1. Field
The present disclosure relates to a photoelectric conversion element and a photoelectric conversion device including the photoelectric conversion element.
2. Description of the Related Art
Solar cells and photosensors (photodetectors) are example photoelectric conversion elements having a photoelectric conversion layer. Solar cells have been widely researched and developed using light in a broad wavelength range in order to improve photoelectric conversion efficiency. For example, there have been proposed solar cells in which electrons are photoexcited in two steps through a quantum level (including a superlattice miniband and an intermediate band) formed between the valence band and the conduction band of a matrix material, which makes it possible to use light having long wavelengths (Japanese Unexamined Patent Application Publication (Translation of PCT Application) No. 2010-509772; A. Marti', E. Antoli'n, C. R. Stanley, C. D. Farmer, N. Lo'pez, P. Diaz, E. Ca'novas, P. G. Linares, and A. Luque, “Production of Photocurrent due to Intermediate-to-Conduction-Band Transitions: A Demonstration of a Key Operating Principle of the Intermediate-Band Solar Cell,” PHYSICAL REVIEW LETTERS, PRL 97, 247701 (2006)).
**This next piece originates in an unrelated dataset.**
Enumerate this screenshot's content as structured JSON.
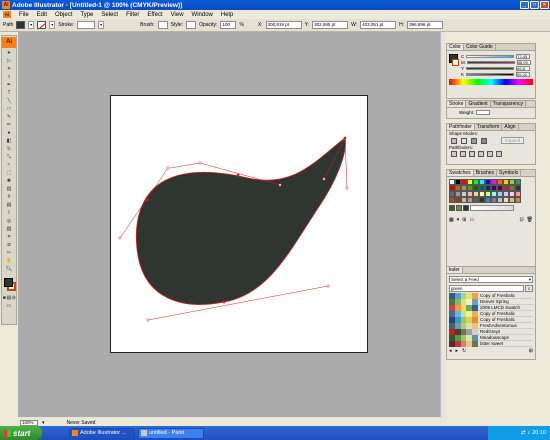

Such solar cells including quantum dots are compound solar cells including quantum dot layers having quantum dots. When the quantum dots are present in the matrix semiconductor, two-step photoexcitation through a quantum level enables absorption of light in a wavelength region that has not been used to date (absorption of photons of energy less than the bandgap of the matrix material) and thus increases photocurrent.
Quantum dot photosensors having quantum dots have also been researched and developed to improve sensitivity. For example, there has been proposed a quantum dot photosensor that uses intersublevel transition through a quantum level in the conduction band to increase sensitivity in the middle- and far-infrared regions (Japanese Unexamined Patent Application Publication No. 2012-109434).
Current solar cells including quantum dot layers have insufficient photoelectric conversion efficiency. A reason for this may be the low efficiency of two-step light absorption through a quantum level (including a superlattice miniband and an intermediate band). In particular, such solar cells have a problem of low absorption associated with the intersublevel transition (intersubband transition), which is light absorption in the second step of the two-step light absorption process. Quantum dot photosensors also have low absorption associated with the intersublevel transition (intersubband transition) and thus have a low SN ratio. Consequently, anticipated high-sensitivity sensors have not been realized.
The intersublevel transition in quantum structure has polarization dependency. In the case of quantum wells, absorption of only light polarized in the growth direction of the quantum wells occurs. In the case of quantum dots, absorption of both light polarized in the growth direction of the quantum dots and light polarized in the in-plane direction perpendicular to the growth direction of the quantum dots occurs. Since normal quantum dots in the growth direction are small, absorption of light polarized in the growth direction occurs at higher energy than absorption of light polarized in the in-plane direction. In the case of solar cells and sensors using electric current extraction, carriers produced by absorption of light polarized in the growth direction are produced in a quantum level that is high in energy position, and thus the carriers can be extracted with low bias. However, light polarized in the growth direction is not efficiently obtained by incidence of light on the device in the growth direction. There is a need to deliver light at an oblique angle relative to the device or to introduce, for example, a textured structure or a diffraction grating into the device.
To improve the absorption, techniques for increasing the number of quantum dot layers are being actively developed. However, increasing the number of quantum dot layers is not practical because it imposes restrictions on materials such as small critical thickness and on crystal growth from the viewpoint of lattice mismatch and also increases crystal growth time. In the research step, a quantum dot structure having 300 layers has been reported.